Commission de Protection des Eaux, du Patrimoine, de l'Environnement, du Sous-sol et des Chiroptères de Franche Comté

L’apron espèce menacée d’extinction et les pyréthrinoïdes

publié le9 septembre 2025

L’apron du Rhône, dit aussi dans notre région le roi du Doubs (en fait, le rugueux du Doubs, de par ses écailles bien raides), est un poisson de fond du bassin du Rhône. Zingel asper L. fait partie de la famille des Percidés. Il occupait en 1900 quelques 2 200 km de cours d’eau uniquement du bassin du Rhône ; en 2010, on ne le trouvait plus que sur 240 km de linéaire de cours d’eau, essentiellement sur la Durance et l’Ardèche. Quelques populations fragmentées et relictuelles s’observent encore sur la Loue et le Doubs franco-suisse : cette espèce semble y continuer son déclin, avec une diversité génétique très faible.

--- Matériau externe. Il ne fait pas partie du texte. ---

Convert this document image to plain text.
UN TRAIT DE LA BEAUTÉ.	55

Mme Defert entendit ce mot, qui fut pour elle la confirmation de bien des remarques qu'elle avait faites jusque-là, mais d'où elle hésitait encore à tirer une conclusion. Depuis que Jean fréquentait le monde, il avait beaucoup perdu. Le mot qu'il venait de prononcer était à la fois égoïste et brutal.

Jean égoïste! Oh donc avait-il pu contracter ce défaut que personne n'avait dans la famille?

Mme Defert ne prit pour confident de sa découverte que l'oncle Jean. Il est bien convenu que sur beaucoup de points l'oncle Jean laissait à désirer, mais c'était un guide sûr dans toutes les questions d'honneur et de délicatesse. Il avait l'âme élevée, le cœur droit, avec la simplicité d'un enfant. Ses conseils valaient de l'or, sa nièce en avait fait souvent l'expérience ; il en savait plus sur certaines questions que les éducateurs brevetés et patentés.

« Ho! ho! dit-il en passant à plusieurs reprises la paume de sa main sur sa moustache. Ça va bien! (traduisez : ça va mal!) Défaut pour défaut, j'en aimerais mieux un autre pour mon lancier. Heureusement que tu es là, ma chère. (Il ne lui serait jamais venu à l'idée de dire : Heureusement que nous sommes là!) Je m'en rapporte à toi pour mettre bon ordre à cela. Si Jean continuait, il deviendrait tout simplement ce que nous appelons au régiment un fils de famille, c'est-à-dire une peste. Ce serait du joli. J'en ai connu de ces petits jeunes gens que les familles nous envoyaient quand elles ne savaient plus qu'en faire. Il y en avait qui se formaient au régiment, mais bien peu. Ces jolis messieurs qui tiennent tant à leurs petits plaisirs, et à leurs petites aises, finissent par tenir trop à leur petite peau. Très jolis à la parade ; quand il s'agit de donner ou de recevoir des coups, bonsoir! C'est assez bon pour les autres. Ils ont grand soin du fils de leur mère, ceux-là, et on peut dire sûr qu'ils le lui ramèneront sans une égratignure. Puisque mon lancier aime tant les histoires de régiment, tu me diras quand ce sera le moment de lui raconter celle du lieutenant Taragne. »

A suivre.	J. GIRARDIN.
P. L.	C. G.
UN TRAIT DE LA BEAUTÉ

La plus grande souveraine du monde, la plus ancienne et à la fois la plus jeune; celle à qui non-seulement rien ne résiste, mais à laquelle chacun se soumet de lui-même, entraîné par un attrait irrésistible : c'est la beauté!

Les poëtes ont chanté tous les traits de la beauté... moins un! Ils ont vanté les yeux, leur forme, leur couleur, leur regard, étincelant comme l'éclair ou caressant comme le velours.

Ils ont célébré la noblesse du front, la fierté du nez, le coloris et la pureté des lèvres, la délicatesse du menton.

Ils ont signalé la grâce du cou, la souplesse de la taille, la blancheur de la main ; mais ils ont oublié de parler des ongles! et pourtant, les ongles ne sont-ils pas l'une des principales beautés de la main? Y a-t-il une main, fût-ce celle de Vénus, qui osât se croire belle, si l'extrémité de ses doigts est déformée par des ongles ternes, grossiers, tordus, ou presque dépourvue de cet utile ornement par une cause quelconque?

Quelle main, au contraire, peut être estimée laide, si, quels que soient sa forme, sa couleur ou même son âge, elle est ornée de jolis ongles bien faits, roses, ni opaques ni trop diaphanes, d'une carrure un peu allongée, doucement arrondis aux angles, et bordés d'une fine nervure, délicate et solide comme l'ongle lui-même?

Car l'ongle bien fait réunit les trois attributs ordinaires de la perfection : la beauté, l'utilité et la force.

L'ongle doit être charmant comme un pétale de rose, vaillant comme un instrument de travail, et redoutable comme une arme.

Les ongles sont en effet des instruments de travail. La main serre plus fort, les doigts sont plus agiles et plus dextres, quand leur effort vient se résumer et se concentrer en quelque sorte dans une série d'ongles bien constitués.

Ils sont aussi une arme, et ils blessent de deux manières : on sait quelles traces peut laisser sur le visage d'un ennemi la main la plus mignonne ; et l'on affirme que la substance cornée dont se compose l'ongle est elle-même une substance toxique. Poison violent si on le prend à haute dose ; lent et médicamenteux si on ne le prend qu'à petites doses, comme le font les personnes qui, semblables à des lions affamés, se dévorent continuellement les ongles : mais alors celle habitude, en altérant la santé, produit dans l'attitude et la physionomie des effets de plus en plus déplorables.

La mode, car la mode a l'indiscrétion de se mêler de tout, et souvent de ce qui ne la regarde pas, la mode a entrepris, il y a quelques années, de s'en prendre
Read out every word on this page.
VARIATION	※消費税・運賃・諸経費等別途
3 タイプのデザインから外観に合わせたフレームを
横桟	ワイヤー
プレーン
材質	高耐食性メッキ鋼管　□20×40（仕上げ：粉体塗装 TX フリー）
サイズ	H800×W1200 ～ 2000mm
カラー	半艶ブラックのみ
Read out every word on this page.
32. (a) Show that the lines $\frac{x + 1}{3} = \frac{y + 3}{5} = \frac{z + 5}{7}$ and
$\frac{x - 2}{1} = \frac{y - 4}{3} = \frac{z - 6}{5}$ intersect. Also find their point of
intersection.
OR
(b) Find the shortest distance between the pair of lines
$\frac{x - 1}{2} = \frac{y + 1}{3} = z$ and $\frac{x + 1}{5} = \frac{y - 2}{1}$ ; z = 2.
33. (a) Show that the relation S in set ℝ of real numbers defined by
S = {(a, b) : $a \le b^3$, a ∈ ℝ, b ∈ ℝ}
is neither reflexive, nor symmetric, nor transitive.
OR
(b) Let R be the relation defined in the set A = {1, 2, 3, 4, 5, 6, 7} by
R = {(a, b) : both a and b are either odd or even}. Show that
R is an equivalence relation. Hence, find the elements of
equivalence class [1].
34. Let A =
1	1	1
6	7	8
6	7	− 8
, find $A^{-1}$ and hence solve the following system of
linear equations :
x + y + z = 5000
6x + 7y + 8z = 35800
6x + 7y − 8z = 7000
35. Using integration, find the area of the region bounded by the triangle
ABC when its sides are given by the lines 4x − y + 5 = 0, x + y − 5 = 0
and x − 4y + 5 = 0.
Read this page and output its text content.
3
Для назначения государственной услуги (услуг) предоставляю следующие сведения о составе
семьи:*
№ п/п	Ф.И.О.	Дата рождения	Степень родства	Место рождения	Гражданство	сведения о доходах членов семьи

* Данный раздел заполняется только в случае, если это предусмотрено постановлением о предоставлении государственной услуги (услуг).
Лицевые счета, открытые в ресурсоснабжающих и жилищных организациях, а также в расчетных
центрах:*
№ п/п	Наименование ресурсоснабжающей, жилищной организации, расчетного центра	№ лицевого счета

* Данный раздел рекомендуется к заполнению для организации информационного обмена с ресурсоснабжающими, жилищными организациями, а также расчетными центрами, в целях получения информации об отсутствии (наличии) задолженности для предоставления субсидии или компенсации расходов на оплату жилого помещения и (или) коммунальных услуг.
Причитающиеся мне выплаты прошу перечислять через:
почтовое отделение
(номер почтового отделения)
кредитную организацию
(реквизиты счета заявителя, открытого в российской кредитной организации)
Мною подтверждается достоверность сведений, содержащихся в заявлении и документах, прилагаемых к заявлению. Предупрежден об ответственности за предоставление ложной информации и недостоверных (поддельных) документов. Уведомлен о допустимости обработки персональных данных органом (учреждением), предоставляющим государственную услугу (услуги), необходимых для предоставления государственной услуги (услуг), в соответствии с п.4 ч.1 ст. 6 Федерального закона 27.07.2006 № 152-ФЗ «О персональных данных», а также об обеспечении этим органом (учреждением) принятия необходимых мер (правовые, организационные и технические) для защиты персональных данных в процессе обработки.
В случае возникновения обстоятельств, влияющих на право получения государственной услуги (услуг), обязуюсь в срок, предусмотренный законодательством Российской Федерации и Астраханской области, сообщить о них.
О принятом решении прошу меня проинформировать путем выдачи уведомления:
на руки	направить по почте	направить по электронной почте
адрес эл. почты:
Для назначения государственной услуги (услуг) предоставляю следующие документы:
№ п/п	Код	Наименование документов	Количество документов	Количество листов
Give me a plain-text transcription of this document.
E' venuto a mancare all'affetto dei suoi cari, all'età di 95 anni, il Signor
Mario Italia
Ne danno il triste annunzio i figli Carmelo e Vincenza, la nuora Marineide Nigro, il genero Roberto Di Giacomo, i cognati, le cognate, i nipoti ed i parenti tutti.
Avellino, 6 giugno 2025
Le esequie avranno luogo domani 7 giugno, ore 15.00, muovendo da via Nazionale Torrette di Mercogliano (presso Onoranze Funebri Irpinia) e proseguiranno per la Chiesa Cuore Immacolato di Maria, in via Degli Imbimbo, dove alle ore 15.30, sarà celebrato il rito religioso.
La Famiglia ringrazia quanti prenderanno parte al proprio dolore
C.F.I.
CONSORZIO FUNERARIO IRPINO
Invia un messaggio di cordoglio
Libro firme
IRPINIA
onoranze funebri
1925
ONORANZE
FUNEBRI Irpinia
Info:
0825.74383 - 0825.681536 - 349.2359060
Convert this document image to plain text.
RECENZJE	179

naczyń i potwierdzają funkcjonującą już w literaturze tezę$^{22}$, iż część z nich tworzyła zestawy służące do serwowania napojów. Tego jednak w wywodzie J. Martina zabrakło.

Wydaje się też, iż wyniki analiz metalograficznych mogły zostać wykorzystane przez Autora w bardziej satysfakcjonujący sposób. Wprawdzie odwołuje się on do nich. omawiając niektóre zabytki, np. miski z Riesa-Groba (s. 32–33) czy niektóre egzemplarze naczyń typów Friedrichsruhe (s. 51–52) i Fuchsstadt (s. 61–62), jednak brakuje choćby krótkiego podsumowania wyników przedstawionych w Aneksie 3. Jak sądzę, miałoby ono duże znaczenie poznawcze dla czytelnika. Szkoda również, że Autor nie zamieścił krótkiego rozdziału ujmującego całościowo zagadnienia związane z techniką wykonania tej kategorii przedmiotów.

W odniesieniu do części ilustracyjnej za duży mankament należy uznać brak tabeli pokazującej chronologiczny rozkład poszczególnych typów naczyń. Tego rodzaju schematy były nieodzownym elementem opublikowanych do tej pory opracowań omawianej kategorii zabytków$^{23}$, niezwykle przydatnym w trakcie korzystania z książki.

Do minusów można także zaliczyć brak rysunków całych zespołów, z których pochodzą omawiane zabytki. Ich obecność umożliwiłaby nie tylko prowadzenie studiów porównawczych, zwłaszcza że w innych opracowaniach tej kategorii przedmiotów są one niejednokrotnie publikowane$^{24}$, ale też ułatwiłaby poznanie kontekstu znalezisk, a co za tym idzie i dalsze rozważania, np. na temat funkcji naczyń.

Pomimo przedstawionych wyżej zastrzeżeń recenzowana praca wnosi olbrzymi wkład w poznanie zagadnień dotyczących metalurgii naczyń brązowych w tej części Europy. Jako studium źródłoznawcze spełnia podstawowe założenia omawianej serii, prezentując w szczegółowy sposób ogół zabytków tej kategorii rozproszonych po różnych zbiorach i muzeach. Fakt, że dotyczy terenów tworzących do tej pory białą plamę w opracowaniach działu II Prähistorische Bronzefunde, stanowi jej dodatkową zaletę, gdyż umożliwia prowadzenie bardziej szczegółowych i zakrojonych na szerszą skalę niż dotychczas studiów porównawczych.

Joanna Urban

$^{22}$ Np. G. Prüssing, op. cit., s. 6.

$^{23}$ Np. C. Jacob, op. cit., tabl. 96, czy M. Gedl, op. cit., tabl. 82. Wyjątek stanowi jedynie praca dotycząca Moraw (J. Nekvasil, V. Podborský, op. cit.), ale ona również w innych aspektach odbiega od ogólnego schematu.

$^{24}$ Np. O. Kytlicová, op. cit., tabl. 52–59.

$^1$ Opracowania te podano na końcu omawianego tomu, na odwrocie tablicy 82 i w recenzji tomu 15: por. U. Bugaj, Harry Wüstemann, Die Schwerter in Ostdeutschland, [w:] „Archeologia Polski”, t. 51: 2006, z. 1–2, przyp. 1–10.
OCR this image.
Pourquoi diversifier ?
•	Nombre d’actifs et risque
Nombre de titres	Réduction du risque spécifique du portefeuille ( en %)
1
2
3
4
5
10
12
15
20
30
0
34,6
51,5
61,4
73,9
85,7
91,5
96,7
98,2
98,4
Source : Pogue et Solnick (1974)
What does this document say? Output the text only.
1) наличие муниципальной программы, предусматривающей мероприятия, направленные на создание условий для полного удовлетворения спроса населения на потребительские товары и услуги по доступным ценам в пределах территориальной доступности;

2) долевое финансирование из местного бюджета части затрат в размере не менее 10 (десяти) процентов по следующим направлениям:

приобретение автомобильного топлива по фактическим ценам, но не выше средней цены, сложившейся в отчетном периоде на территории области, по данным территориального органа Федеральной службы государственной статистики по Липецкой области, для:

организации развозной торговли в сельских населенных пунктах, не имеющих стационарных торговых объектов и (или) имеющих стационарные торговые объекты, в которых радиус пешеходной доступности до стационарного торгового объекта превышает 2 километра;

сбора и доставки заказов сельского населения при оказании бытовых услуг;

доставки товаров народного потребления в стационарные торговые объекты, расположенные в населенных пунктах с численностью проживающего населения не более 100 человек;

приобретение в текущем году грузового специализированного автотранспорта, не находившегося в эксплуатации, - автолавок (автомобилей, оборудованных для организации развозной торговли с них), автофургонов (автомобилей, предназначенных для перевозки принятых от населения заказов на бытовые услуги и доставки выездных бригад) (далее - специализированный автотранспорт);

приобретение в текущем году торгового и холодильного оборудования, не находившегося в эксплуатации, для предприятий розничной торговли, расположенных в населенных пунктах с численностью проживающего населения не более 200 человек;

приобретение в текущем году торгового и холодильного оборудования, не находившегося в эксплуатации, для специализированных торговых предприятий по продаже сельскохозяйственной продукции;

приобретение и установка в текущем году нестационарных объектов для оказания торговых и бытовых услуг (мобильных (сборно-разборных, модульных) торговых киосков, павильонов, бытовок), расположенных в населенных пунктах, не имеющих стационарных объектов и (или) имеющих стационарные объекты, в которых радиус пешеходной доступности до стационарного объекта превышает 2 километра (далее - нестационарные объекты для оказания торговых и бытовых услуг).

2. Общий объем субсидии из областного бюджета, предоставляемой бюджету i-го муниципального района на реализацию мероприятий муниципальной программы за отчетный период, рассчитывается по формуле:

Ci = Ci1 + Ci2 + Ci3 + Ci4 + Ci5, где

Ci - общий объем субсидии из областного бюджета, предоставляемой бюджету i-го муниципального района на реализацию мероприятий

Faisant moins de 20 cm de long, il s’agit d’une espèce nocturne, vivant sur le fond de la rivière et dont le régime alimentaire adulte semble être spécialisé sur quelques espèces d’insectes (des éphémères). Il fréquente les rivières à moins de 700 m d’altitude, avec un fond de galets, de blocs et des zones de courants variables : mais il ne supporte pas les forts courants comme la truite.

L’apron est une espèce protégée en France depuis 1988. Des programmes d’études et de protection ont été initiés visant à renforcer ces populations, avec des ouvrages permettant le passage de seuils ou de barrages. Le dernier en date est le « Plan national d’actions 2020-2030 en faveur de l’apron du Rhône ». Et concernant le Doubs franco-suisse, des actions conjointes des deux pays sont en cours. Restauration de la continuité écologique et amélioration de la qualité des eaux sont les grands axes des actions en cours. C’est surtout sur ce domaine que des progrès devraient sans doute être réalisés : limitation des usages des milliers de micropolluants, et à tout le moins, leur traitement spécifique en station d’épuration des villes et agglomérations, à l’instar de ce qui se fait en Suisse.

C’est dans ce cadre que s’est posée récemment la question des insecticides pyréthrinoïdes, côté suisse, particulièrement. Côté français, cette courte étude fait le point sur la prise en compte de ce groupe de molécules biocides, comment elles sont recherchées par l’Agence de l’eau Rhône Méditerranée et Corse (données brutes Naïades) et comment on les retrouve dans différents compartiments de la rivière (eau libre, sédiments, gammares) entre 2018 et 2025.

Les pyréthrinoïdes sont de molécules industrielles biocides dont la structure est inspirée des pyréthrines, molécules-insecticides naturels du pyrèthre de Dalmatie (Tanacetum cinerariifolium (Trevir.) Sch.Bip.) une marguerite du sud-est de l’Europe dite aussi chrysanthème insecticide. Seize de ces molécules sont recherchées dans les eaux françaises, leur présence, rare en concentration quantifiée, étant vraisemblablement liée à des usages vétérinaires et des traitements propres à la filière bois.  (Gilles Sené, ).